Thibault Mercier : Dans cette reprise qui s’amorce, il faut préciser que l’on trouve en premier lieu des explications purement cycliques. Le PIB ayant effectivement baissé pendant 9 trimestre d’affilée (le niveau d’activité dans l’industrie y est équivalent à celui de la fin des années 1980…), il faut s’attendre à voir un rebond mécanique, notamment grâce la reconstitution du stock des entreprises. Autrement dit, il s’agit d’un faible sursaut partant d’un niveau qui s’est considérablement abaissé sur les dernières années. Il s’agit là de la partie « technique » de cette reprise et il n’y a logiquement que peu d’enseignements à tirer sur ce point.

Ensuite, on peut noter qu’une partie de cette reprise naissante est due à la bonne santé des exportations qui sont en forte  croissance depuis trois ans. Cela s’explique par des gains de compétitivité importants réalisés notamment grâce aux réformes menées par le gouvernement. La réduction des coûts salariaux pour les entreprises a permis de faire baisser l’inflation en deçà du niveau moyen en zone euro.  Les réformes de flexibilisation du marché du travail, en dépit d’un coût initial important sur l’emploi, finissent par porter leurs fruits après quelques années.

Enfin, les objectifs de réductions de déficit à 3% du PIB imposés par la Commission européenne ayant été reportés à 2016, le gouvernement espagnol a pu assouplir une politique d’austérité qui pesait jusqu’ici beaucoup sur la demande intérieure. Même si la pression sur la demande intérieure n’a pas disparu, elle est donc moins pesante qu’auparavant. Une politique modérée de réduction des déficits permet de ne pas étouffer la croissance.

Plusieurs mesures de dévaluation interne, dont la baisse du salaire des fonctionnaires, ont été utilisées pour sortir le pays de l'ornière. Ce modèle peut-il être appliqué de manière plus large aux autres économies européennes en difficulté ?
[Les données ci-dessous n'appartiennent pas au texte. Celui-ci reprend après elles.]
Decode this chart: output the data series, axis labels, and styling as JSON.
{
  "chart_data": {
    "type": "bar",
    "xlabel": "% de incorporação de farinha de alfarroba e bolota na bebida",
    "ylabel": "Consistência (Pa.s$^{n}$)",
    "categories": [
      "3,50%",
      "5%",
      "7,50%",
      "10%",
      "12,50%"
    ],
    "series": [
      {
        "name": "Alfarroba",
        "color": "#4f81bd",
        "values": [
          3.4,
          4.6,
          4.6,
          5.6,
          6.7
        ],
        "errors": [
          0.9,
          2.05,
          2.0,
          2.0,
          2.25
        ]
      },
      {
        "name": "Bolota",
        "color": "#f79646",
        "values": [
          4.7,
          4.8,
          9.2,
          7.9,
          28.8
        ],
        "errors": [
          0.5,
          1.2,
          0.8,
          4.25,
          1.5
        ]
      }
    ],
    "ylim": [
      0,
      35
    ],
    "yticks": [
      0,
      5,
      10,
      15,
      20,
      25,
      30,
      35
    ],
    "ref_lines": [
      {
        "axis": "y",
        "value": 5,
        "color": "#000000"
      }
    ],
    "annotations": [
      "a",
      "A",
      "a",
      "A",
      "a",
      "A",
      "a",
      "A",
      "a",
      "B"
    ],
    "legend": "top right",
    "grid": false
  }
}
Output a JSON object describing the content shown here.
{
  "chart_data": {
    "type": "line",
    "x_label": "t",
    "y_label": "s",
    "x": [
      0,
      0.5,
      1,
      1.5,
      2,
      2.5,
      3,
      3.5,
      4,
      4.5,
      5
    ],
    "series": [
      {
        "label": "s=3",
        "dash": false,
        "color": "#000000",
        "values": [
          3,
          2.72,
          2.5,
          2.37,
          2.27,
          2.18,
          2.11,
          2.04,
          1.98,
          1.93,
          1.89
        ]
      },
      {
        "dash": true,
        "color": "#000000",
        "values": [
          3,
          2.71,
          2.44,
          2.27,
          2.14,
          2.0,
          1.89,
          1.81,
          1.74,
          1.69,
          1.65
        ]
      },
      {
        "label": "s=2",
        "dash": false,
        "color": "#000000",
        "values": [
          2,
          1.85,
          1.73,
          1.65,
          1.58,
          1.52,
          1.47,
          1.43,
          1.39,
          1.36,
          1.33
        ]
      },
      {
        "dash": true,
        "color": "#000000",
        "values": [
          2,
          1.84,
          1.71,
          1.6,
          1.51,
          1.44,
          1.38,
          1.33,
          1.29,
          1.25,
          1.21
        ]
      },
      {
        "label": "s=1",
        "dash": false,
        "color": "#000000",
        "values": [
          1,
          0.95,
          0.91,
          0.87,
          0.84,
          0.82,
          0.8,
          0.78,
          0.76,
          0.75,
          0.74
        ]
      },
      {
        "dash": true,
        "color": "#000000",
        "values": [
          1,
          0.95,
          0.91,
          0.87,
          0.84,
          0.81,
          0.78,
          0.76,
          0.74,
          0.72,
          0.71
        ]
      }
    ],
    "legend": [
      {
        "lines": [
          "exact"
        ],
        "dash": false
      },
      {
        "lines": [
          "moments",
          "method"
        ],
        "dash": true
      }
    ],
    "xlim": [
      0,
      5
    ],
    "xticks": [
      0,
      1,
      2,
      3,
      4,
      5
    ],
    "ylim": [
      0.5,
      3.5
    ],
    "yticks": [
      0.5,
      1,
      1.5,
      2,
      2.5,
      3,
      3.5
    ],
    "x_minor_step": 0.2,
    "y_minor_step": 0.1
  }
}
C’est déjà le cas, en particulier chez les économies en difficulté comme le Portugal, la Grèce ou encore l’Irlande, qui ont largement utilisé cet outil pour pallier l’absence de possibilités de dévaluation monétaire. Cela passe effectivement par le gel, voire la baisse du salaire des fonctionnaires, mais aussi par un corpus de réformes qui permettent une meilleure réactivité des salaires à la conjoncture (ici la hausse du chômage) et provoquent une pression baissière sur les salaires.

De nombreuses annonces optimistes ont déjà été faites par le passé sur le cas espagnol. Est-on encore une fois trop enthousiaste ?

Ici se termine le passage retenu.